The boys and I had a good afternoon of lunch and desserts before heading home to bake cupcakes.   The boys helped wash dishes and get things ready to go.   My middles son gave a great performance of slap stick with “where does this dish go, oops I spilled water on the floor again” shenanigans.  I was none too impressed, but we got through it.

Then my husband and daughter got home.  My husband, seeing that I was swamped in the kitchen made an excellent disappearing act, but not as good as David Copperfield….no Oscar there.   Then finding out that the computer had an issue, it became clear that he could possibly show some sign of Oscar worthy anger soon.    In allowing him to have some time to fix the computer, I took all the kids to help sell cupcakes, this is where it got good.

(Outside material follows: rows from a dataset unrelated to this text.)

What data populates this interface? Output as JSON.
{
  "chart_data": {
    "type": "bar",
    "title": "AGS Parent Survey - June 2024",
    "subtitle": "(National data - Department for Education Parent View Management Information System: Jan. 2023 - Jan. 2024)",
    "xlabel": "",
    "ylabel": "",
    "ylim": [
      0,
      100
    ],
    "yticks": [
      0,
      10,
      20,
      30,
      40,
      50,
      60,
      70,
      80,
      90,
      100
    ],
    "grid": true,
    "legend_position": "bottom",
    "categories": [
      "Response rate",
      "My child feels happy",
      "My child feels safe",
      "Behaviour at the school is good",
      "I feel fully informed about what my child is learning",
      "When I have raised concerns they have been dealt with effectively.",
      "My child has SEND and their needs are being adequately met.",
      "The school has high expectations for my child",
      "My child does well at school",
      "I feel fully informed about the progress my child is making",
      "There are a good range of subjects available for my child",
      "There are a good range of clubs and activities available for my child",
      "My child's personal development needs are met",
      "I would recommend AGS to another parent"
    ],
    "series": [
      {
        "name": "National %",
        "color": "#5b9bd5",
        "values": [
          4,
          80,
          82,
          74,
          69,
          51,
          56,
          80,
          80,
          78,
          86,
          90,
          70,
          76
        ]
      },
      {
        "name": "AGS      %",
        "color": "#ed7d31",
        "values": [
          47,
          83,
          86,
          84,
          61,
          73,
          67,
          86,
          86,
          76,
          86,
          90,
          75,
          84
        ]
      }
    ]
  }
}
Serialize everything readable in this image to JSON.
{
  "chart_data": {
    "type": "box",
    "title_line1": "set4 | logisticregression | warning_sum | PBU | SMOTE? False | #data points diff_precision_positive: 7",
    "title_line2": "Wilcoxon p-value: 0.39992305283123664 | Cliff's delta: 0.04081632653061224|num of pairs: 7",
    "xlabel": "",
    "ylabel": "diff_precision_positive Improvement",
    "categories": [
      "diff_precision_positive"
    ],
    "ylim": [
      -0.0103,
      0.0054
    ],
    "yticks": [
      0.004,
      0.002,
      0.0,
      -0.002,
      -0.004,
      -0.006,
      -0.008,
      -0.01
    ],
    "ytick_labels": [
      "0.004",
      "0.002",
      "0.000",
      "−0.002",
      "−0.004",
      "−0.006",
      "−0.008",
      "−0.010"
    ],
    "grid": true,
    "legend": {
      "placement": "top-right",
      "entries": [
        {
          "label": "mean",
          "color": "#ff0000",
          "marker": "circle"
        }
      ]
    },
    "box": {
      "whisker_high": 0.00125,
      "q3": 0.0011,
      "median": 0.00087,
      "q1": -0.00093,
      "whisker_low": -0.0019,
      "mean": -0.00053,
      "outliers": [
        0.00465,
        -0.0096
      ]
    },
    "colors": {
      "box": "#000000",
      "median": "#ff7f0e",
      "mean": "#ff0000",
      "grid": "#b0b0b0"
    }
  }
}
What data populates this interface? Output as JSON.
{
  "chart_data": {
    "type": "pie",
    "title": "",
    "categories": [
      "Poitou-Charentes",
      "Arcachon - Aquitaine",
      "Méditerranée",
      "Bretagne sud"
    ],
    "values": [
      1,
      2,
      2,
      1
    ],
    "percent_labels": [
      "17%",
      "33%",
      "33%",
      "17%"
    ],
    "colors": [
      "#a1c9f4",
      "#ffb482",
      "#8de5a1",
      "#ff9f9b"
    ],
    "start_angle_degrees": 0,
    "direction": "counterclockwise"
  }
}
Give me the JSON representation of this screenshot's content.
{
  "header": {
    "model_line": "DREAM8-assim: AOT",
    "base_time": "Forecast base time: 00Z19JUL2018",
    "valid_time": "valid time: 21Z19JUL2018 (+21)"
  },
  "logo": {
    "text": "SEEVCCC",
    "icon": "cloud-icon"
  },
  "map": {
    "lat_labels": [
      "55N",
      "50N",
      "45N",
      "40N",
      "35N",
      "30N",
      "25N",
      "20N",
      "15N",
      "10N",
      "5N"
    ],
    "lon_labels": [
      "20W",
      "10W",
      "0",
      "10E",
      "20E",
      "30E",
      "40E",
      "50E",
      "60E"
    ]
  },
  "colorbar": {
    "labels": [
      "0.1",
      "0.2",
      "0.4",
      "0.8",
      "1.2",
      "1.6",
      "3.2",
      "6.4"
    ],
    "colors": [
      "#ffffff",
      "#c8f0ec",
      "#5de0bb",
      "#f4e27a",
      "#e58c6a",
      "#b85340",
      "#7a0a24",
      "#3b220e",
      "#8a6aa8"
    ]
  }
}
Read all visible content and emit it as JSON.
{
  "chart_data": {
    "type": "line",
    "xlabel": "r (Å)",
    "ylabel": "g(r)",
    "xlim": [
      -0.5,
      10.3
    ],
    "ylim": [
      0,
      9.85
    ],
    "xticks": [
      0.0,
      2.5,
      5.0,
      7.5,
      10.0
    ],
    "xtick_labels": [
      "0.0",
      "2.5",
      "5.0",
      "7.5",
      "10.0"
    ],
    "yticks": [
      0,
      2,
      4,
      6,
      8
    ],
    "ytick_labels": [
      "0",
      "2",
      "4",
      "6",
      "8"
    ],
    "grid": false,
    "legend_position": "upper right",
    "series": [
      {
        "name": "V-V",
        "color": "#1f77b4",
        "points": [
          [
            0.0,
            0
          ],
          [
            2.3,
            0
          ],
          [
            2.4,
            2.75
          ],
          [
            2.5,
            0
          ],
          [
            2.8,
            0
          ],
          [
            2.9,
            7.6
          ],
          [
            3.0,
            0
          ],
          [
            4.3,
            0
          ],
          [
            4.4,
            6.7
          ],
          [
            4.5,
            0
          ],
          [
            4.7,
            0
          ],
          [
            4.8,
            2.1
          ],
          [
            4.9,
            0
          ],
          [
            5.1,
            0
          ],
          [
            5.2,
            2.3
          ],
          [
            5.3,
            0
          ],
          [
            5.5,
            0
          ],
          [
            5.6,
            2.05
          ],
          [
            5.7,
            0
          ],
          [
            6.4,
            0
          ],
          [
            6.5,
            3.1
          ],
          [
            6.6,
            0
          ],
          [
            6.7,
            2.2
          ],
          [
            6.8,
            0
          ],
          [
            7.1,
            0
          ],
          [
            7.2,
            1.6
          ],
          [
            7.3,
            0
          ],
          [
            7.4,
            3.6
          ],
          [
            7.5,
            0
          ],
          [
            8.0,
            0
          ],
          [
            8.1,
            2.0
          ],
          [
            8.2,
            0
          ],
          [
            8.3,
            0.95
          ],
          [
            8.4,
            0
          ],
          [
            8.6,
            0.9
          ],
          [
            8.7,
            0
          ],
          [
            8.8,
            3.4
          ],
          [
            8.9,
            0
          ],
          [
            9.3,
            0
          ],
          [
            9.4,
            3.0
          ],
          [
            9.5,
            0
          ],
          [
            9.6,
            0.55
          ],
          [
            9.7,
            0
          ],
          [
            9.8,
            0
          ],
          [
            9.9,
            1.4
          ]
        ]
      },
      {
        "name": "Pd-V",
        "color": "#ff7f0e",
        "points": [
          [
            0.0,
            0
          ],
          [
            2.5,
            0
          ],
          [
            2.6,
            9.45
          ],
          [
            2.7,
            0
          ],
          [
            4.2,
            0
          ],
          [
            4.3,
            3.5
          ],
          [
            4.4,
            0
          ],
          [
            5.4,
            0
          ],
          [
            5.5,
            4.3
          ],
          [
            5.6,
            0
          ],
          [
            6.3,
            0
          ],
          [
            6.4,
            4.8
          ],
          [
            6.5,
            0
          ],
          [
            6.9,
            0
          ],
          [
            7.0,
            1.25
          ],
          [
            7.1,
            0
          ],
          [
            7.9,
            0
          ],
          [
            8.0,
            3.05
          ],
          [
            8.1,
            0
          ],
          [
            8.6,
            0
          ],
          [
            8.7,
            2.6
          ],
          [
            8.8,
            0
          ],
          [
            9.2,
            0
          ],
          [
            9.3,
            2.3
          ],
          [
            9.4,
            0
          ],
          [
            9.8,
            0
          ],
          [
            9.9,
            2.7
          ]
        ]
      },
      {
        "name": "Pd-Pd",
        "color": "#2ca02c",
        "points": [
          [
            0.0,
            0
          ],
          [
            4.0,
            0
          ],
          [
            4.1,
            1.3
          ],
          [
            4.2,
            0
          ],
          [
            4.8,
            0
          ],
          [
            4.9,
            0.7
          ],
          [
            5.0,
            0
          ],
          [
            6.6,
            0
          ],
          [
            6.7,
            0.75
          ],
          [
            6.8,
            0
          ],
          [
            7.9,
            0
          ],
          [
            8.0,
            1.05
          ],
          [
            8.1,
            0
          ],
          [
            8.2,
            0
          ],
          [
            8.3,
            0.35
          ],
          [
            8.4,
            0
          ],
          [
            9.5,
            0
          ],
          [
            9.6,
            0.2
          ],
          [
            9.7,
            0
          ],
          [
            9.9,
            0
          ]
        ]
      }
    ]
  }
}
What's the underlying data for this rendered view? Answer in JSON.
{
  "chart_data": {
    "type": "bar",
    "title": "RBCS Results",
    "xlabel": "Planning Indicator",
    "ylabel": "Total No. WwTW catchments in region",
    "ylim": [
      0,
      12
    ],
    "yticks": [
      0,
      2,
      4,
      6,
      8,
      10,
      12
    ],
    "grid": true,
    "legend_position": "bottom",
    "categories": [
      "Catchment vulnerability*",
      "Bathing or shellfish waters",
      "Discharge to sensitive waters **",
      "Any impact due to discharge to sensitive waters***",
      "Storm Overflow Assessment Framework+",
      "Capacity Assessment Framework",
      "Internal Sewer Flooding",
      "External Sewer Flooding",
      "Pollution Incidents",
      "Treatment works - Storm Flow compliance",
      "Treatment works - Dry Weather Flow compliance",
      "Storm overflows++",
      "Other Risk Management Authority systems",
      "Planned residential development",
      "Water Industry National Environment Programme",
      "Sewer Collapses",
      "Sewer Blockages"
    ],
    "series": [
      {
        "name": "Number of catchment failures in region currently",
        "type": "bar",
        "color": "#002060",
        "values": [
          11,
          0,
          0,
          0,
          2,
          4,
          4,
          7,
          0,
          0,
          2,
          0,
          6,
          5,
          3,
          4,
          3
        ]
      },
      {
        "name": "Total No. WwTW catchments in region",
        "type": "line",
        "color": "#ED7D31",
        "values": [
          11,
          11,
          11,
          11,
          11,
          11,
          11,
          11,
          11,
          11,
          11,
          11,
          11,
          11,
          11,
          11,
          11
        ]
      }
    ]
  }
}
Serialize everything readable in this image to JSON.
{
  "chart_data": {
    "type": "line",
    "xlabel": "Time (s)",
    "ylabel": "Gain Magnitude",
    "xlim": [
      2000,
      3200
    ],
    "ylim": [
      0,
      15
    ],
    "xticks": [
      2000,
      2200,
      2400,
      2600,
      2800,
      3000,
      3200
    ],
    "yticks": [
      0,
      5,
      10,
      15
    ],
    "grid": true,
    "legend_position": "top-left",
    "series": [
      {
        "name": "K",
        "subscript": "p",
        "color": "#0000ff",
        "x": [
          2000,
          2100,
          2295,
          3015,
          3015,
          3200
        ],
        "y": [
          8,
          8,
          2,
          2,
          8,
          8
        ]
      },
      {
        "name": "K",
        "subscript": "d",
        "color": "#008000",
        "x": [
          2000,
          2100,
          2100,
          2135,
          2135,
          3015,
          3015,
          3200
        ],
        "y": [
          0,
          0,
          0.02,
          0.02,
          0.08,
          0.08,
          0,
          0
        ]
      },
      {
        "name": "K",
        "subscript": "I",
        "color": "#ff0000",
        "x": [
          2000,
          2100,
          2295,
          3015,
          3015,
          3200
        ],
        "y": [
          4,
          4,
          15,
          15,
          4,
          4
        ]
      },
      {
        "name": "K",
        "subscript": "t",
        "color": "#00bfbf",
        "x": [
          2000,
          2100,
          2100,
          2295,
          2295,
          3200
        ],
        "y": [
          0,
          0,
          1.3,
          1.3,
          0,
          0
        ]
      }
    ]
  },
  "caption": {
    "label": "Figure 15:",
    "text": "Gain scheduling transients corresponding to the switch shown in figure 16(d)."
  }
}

My oldest son was irritated with his siblings and started to act out, then felt bad because he thought he messed of the computer and did a short performance of “leave me alone, I don’t want to talk to you”…..we gave him space and he came around, but our daughter gave an almost two hour long performance of “let me cry and whine and carry on about EVERYTHING!”….it was epic and I know she wins the leading actress in a drama Oscar….I really hope that pays off in my future.  She could be a great actress and I hope she remember me when she does!

But, then we got home.  We ate supper as a family.  We calmed down.  We snuggled together.  We laughed.  And I realized again that no matter the struggles and drama, I am immensely blessed!  My children are smart, happy, funny, kind, and healthy.   I will take the drama for all that 🙂

Life is lively!

~Cakes~

Your Characters

Who are the characters in the story of your life?

A roommate I had always talked about the characters in our lives.  The people who are main characters, those who make staring roles and those who make guest appearances.  Those who become part of the plot and those that remain in the back ground.   The good guys, the bad guys and everyone in between.

He is a writer and now that I am writing I see his point more.  We all have our own story.  We have choices about who the main characters of our story are.  We also have choices about our personal character and who we become.   And really, we can remove a character along the way if they no longer fit into our story ( both good and bad).

Who are your main characters?  Who are your guest stars?  Are you making a good story?  If not, start a new chapter and keep on dreaming.

I am making the most of my story; love, adventure, heartache, joy….it is thrilling!